# Sailboat Design Software



## eyestylemom (Jul 21, 2013)

My husband would like to design and build his own sailboat and as an anniversary present, I would like to get him the software so that he can start on his dream. Can anyone recommend a good software program? Preferably one that I can order and wrap up instead of downloading.


----------



## deniseO30 (Nov 27, 2006)

There are some toy programs running about the net but I would suggest you first talking with some of the Boat designers here on the site. 
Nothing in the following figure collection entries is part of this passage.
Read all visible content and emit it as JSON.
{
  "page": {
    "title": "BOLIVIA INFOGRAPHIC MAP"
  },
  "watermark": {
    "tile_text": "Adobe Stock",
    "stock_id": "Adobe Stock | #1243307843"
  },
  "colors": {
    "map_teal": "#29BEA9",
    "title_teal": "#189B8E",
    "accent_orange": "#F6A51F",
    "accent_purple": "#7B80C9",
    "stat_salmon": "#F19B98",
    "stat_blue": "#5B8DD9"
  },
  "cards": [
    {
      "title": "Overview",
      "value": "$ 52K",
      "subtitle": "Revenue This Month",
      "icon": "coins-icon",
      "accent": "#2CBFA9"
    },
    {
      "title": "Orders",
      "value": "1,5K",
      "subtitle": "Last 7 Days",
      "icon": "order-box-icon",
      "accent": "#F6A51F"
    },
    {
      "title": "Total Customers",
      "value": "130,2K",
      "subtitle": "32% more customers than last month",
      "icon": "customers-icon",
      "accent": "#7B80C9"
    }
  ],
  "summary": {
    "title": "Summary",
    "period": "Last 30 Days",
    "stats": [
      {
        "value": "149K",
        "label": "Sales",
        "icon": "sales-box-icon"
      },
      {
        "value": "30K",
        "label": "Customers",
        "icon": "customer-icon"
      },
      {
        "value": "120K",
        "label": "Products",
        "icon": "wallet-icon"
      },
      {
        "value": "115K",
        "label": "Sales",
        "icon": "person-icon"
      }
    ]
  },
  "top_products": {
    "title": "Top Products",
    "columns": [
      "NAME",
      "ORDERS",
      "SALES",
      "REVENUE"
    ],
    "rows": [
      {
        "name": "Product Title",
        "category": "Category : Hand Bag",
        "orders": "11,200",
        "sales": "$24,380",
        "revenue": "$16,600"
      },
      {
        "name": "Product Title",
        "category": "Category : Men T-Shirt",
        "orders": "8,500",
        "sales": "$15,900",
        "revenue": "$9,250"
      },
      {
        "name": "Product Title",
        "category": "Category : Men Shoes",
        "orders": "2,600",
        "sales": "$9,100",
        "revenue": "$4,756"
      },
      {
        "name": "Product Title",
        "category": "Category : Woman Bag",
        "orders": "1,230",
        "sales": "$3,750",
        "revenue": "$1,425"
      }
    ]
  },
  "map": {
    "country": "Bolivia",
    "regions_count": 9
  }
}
Hope his dream doesn't become your nightmare!


----------



## Jeff_H (Feb 26, 2000)

There are a pretty wide range of yacht design programs out there but most are very expensive since they are aimed at the limited market of professional yacht designers and use serious cadd programs as their foundation. There are a variety of comparatively inexpensive programs out there some of them can be found on this web page Free or Low Cost Yacht Design Software

But I looked at these a few months back when I was doing the designs for the Wolfenzee thread and these were not the kind of programs that an amateur without cadd and yacht design experience could easily learn and they did not seem to be full featured. I ended up doing things the semi- old fashioned way using 2D software (Archicad) for the lines drawings and spreadsheets to do the calculations.


----------



## JulieMor (Sep 5, 2011)

Freeware programs typically are pretty useless in real world application. In building construction we use AutoCAD and Revit, both several thousands of dollars with a steep learning curve. If you're using it in business, you can justify the cost. But as a one time use, sophisticated programs you can use in real world applications are usually cost prohibitive. And if you want to print out readable plans, you often need a plotter.
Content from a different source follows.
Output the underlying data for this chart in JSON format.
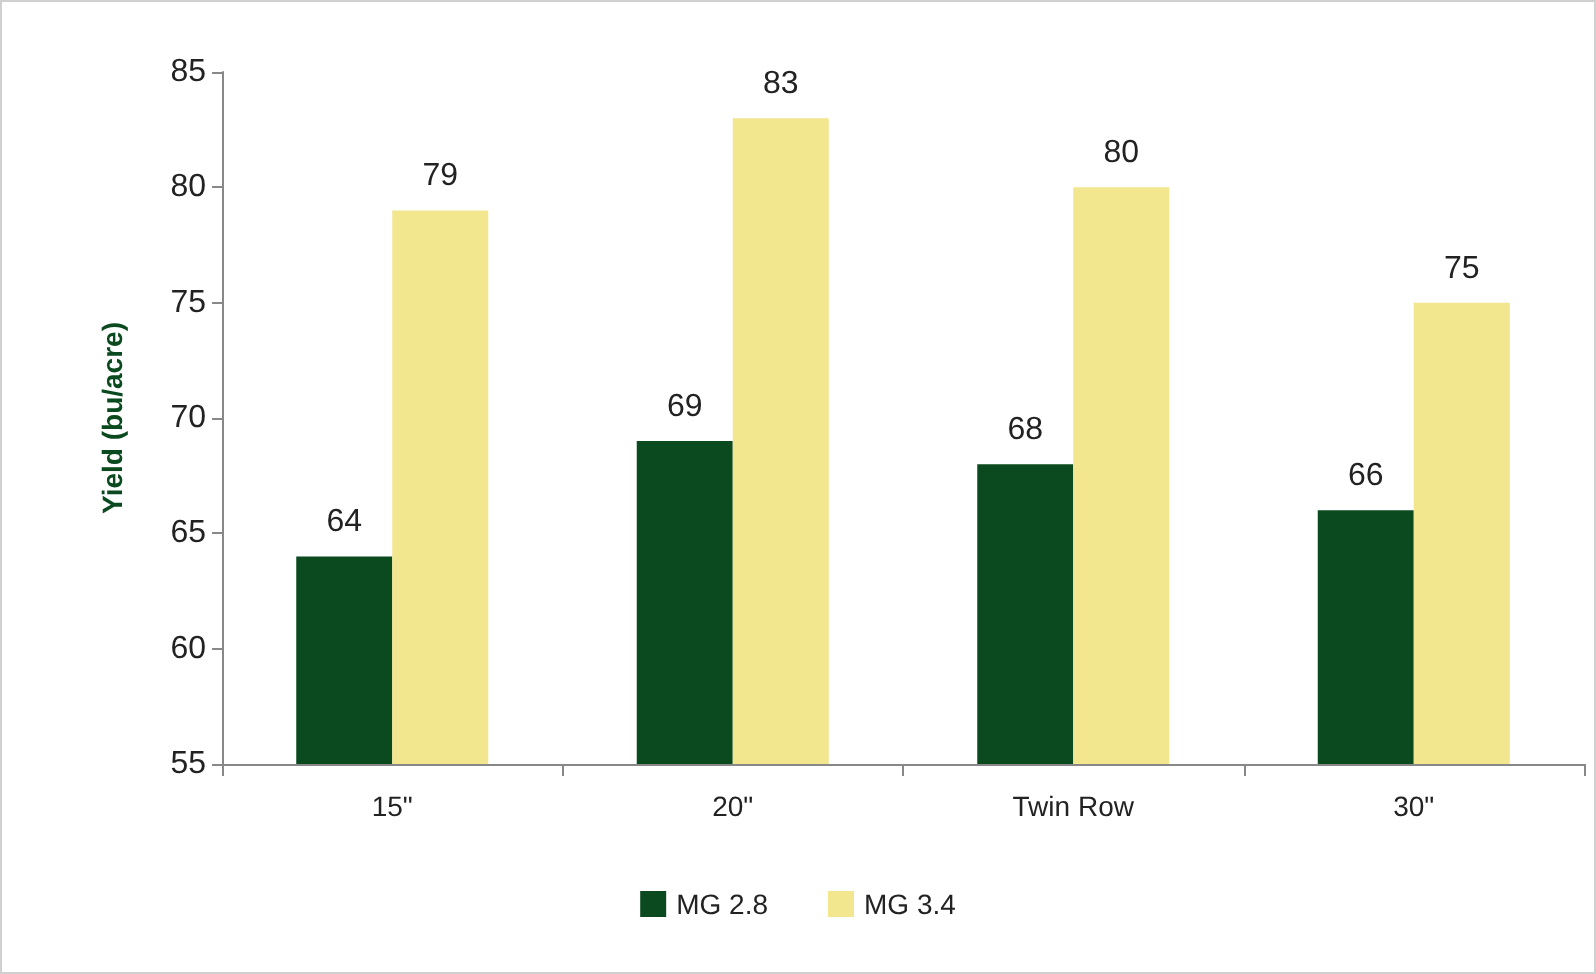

You could go to boat design books. I have Ted Brewer's _Understanding Boat Design_. It's technical enough to teach the reader a lot about designing a boat and would certainly be helpful if one was building their own boat.

You could also go to a boat designer's forum such as Boat Design Net - the Boat Design and Boat Building Site and inquire over there.

Good luck!


----------



## Omatako (Sep 14, 2003)

I work with Solidworks on most of my design projects and it is user friendly and extremely good as CAD software goes.

But I have to say that a CAD programme does not a yacht designer make. With the best intentions in the world, years of boat ownership and a pretty good working knowledge of the innards of Solidworks, I would not know where to begin designing a boat.

If your husband can already design boats with a pencil and paper then consider a CAD programme to make life perhaps a little easier but CAD will not show you how it's done. People spend years studying marine architecture to get the design part right and every now and then they still turn out bad boats.

Learning how to use modern CAD software could be a challenge in its own right. Solidworks is also expensive for hobbyist application.


----------